Born in 1929 Stevie, an endearing and engaging character who has long since become a local legend and written about by countless writers.
The one time hackney driver - who drove a black, 32-horse power V8, purchased from the Walden Motor Company on Parnell Street, Dublin - was the personal chauffeur to Peter Dukelow, the construction manager on site when Ryan's Daughter was being filmed in Dingle in the late 1960s.
Stevie's hackney days have been immortalised by Raymond Scanlon of Chapel Lane in the song 'Stevie's Bus' which includes the line "Way back in the sixties when rock and roll was the fuss, we'd go back to Milltown and hire out Stevie's bus. " Indeed Stevie and his brother Timmy, who were also keen greyhound enthusiasts, were among those featured in the recent publication 'Vanishing Ireland'. Popular travel writer Turtle Bunbury also met them during a visit to Dingle two years ago and he described his encounter with Stevie whom he met in Curran's Bar on Main Street. "Stevie and Timmy Kelleher ... have hit upon a canny solution to the drink-driving conundrum," the author wrote. "Even though their farm is less than 3km from Curran's, they know better than to risk driving home after a few and so they now have two houses - the farmhouse, where they spend most of their days and a townhouse in Dingle, where they "rest" on drinking nights."
Stevie also had a brief acting career in the early 1990s when he played the part of north Kerry murder victim Moss Moore in an episode of Cathal O'Shannon's television series 'Thou Shalt Not Kill'.
For anyone who may have had the pleasure of Stevie's company in Curran's Bar or MacCarthy's on a night out in Dingle, he certainly left a lasting impression, embodying all the wit, charm, intelligence and genuine 'divilment' that has come to characterise Dingle's true old stock.

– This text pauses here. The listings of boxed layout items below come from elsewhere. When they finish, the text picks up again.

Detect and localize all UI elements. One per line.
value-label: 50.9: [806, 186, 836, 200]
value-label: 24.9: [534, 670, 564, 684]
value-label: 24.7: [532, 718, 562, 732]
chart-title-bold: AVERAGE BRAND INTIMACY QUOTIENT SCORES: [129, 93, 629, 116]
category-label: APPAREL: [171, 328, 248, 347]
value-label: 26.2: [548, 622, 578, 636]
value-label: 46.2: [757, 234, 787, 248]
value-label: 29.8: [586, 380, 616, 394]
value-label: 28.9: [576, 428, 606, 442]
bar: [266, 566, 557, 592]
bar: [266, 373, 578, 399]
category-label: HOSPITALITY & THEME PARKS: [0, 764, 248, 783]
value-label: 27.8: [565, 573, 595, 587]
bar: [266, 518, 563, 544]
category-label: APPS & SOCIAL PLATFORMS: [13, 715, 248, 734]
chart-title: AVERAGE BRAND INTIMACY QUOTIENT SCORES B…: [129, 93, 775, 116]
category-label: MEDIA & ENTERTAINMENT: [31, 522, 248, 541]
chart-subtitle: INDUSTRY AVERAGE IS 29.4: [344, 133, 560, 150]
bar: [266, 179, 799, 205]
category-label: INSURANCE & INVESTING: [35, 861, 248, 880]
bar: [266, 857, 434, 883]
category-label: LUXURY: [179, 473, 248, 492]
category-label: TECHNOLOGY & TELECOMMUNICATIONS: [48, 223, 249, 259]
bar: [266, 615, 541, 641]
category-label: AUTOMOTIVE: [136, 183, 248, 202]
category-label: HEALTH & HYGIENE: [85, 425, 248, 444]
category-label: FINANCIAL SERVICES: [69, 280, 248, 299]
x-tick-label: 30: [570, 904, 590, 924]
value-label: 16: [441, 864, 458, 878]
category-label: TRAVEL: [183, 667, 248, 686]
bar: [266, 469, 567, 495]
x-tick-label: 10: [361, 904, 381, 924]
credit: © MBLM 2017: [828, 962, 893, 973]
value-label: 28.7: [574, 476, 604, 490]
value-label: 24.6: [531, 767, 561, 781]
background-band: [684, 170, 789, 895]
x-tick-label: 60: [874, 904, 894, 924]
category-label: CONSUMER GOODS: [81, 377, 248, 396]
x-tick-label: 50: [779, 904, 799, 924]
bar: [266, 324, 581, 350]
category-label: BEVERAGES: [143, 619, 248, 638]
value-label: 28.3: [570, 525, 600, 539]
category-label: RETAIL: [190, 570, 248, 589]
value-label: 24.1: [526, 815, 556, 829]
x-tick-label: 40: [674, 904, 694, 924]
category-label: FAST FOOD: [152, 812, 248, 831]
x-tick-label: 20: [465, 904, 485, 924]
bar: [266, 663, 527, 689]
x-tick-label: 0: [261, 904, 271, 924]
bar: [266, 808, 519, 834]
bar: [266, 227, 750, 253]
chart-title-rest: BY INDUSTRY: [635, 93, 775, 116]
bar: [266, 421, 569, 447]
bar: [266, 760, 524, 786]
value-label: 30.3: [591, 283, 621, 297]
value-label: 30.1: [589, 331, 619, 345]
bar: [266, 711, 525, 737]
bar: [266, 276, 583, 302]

In his homily at Stevie's funeral mass in St Mary's Church on Sunday morning, Canon Tom Looney described how he remarked to Fr Jim Sheehy that the Baile an Mhuilinn man was a great character.
"No," replied Fr Sheehy, "Stevie was a character and a half".
As Stevie's coffin was shouldered from St Mary's Church in Dingle last Sunday morning to the strains of 'Dingle Bay', beautifully sung by Dingle Races Chairman and veteran commentator Thomas O'Callaghan, there wasn't a dry eye in the house.
Later in the day there wasn't a dry glass in Dingle's public houses as many a toast was raised to a true Dingle character.